US Raises Reward for Nicolás Maduro to Over 40 Million

Caracas Calls Washington’s Announcement “Pathetic” and “Crude Propaganda Operation”

US authorities announced this Thursday a $50 million (almost €43 million) reward for information leading to the arrest of Venezuelan President Nicolás Maduro, raising the $25 million (just over €21 million) figure announced earlier this year.

“Today, the Department of Justice and the State Department are announcing a historic $50 million reward for information leading to the arrest of Nicolás Maduro,” US Attorney General Pam Bondi announced in a video posted on her X social media account, in which she asserted that “under President (Donald) Trump’s leadership, Maduro will not escape justice and will be held accountable for his despicable crimes.”

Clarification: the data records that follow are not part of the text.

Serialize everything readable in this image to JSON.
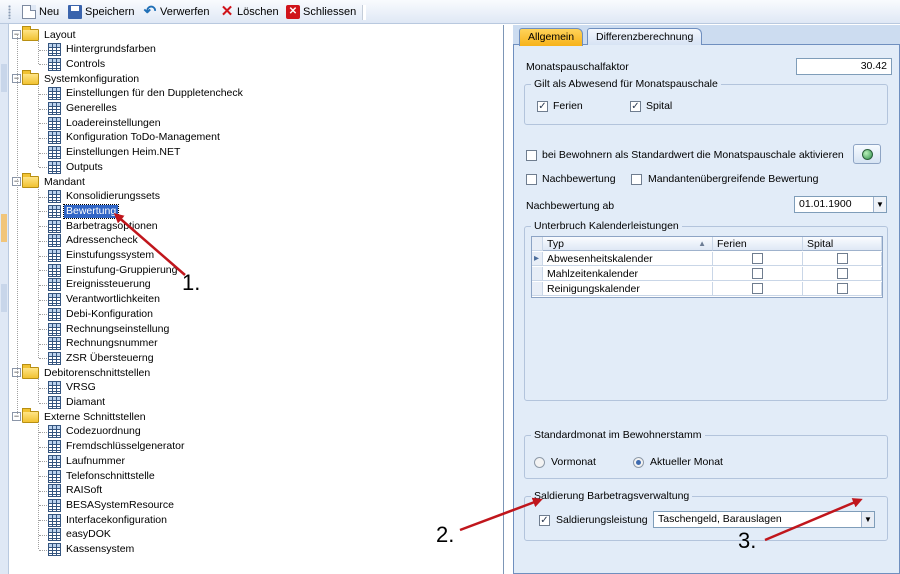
{
  "toolbar": {
    "new_label": "Neu",
    "save_label": "Speichern",
    "discard_label": "Verwerfen",
    "delete_label": "Löschen",
    "close_label": "Schliessen"
  },
  "tree": {
    "nodes": [
      {
        "label": "Layout",
        "type": "folder",
        "expand": "−"
      },
      {
        "label": "Hintergrundsfarben",
        "type": "grid"
      },
      {
        "label": "Controls",
        "type": "grid"
      },
      {
        "label": "Systemkonfiguration",
        "type": "folder",
        "expand": "−"
      },
      {
        "label": "Einstellungen für den Duppletencheck",
        "type": "grid"
      },
      {
        "label": "Generelles",
        "type": "grid"
      },
      {
        "label": "Loadereinstellungen",
        "type": "grid"
      },
      {
        "label": "Konfiguration ToDo-Management",
        "type": "grid"
      },
      {
        "label": "Einstellungen Heim.NET",
        "type": "grid"
      },
      {
        "label": "Outputs",
        "type": "grid"
      },
      {
        "label": "Mandant",
        "type": "folder",
        "expand": "−"
      },
      {
        "label": "Konsolidierungssets",
        "type": "grid"
      },
      {
        "label": "Bewertung",
        "type": "grid",
        "selected": true
      },
      {
        "label": "Barbetragsoptionen",
        "type": "grid"
      },
      {
        "label": "Adressencheck",
        "type": "grid"
      },
      {
        "label": "Einstufungssystem",
        "type": "grid"
      },
      {
        "label": "Einstufung-Gruppierung",
        "type": "grid"
      },
      {
        "label": "Ereignissteuerung",
        "type": "grid"
      },
      {
        "label": "Verantwortlichkeiten",
        "type": "grid"
      },
      {
        "label": "Debi-Konfiguration",
        "type": "grid"
      },
      {
        "label": "Rechnungseinstellung",
        "type": "grid"
      },
      {
        "label": "Rechnungsnummer",
        "type": "grid"
      },
      {
        "label": "ZSR Übersteuerng",
        "type": "grid"
      },
      {
        "label": "Debitorenschnittstellen",
        "type": "folder",
        "expand": "−"
      },
      {
        "label": "VRSG",
        "type": "grid"
      },
      {
        "label": "Diamant",
        "type": "grid"
      },
      {
        "label": "Externe Schnittstellen",
        "type": "folder",
        "expand": "−"
      },
      {
        "label": "Codezuordnung",
        "type": "grid"
      },
      {
        "label": "Fremdschlüsselgenerator",
        "type": "grid"
      },
      {
        "label": "Laufnummer",
        "type": "grid"
      },
      {
        "label": "Telefonschnittstelle",
        "type": "grid"
      },
      {
        "label": "RAISoft",
        "type": "grid"
      },
      {
        "label": "BESASystemResource",
        "type": "grid"
      },
      {
        "label": "Interfacekonfiguration",
        "type": "grid"
      },
      {
        "label": "easyDOK",
        "type": "grid"
      },
      {
        "label": "Kassensystem",
        "type": "grid"
      }
    ]
  },
  "tabs": {
    "general": "Allgemein",
    "diff": "Differenzberechnung"
  },
  "form": {
    "monthly_factor_label": "Monatspauschalfaktor",
    "monthly_factor_value": "30.42",
    "absent_group_title": "Gilt als Abwesend für Monatspauschale",
    "holidays_label": "Ferien",
    "holidays_checked": "✓",
    "hospital_label": "Spital",
    "hospital_checked": "✓",
    "default_monthly_label": "bei Bewohnern als Standardwert die Monatspauschale aktivieren",
    "post_eval_label": "Nachbewertung",
    "cross_client_label": "Mandantenübergreifende Bewertung",
    "post_eval_from_label": "Nachbewertung ab",
    "post_eval_from_value": "01.01.1900",
    "interrupt_group_title": "Unterbruch Kalenderleistungen",
    "table_headers": [
      "Typ",
      "Ferien",
      "Spital"
    ],
    "table_rows": [
      {
        "typ": "Abwesenheitskalender"
      },
      {
        "typ": "Mahlzeitenkalender"
      },
      {
        "typ": "Reinigungskalender"
      }
    ],
    "std_month_group_title": "Standardmonat im Bewohnerstamm",
    "prev_month_label": "Vormonat",
    "current_month_label": "Aktueller Monat",
    "balance_group_title": "Saldierung Barbetragsverwaltung",
    "balance_label": "Saldierungsleistung",
    "balance_checked": "✓",
    "balance_select_value": "Taschengeld, Barauslagen"
  },
  "annotations": {
    "one": "1.",
    "two": "2.",
    "three": "3."
  },
  "colors": {
    "accent_tab": "#f7b21a",
    "selection": "#3166c6",
    "panel_bg": "#e2ecf8",
    "annotation_arrow": "#c0161c"
  }
}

Washington justified this decision, according to the prosecutor, because “to date, the Drug Enforcement Administration (DEA) has seized 30 tons of cocaine linked to Maduro and his associates and nearly seven tons linked to the Venezuelan leader himself,” while her ministry “has seized more than $700 million (almost €600 million) in assets linked to Maduro, including two private jets, nine vehicles, and much more.”

US authorities therefore consider Maduro “one of the world’s largest drug traffickers and a threat to our national security” and accuse him of employing criminal gangs such as Tren de Aragua, Sinaloa, and the Cartel de los Hijos—designated as terrorist organizations by the United States—to bring lethal drugs and violence into the United States.

Caracas’s response came from Foreign Minister Yván Gil, who called the reward offered by the United States “pathetic.” “It’s the most ridiculous smokescreen we’ve ever seen,” he declared on his Telegram channel.

He criticized Bondi for organizing “a media circus for the defeated far right in Venezuela, while we dismantle the terrorist plots orchestrated from their country.”

The Venezuelan foreign minister asserted that Bondi’s announcement “doesn’t surprise us, coming from who it comes from” and recalled the controversy that arose in the United States over the case of convicted sex offender Jeffrey Epstein. “Their show is a joke, a desperate distraction from their own misery,” he stated.

“The dignity of our homeland is not for sale. We repudiate this crude political propaganda operation,” the minister concluded.

In January of this year, the US government—still in the hands of Democrat Joe Biden—increased the reward for information leading to Maduro’s arrest or conviction from $15 million to $25 million, as part of a package of measures and sanctions for what Washington denounced as an “illegitimate inauguration” following the July 2024 presidential elections, considered fraudulent by the opposition and much of the international community.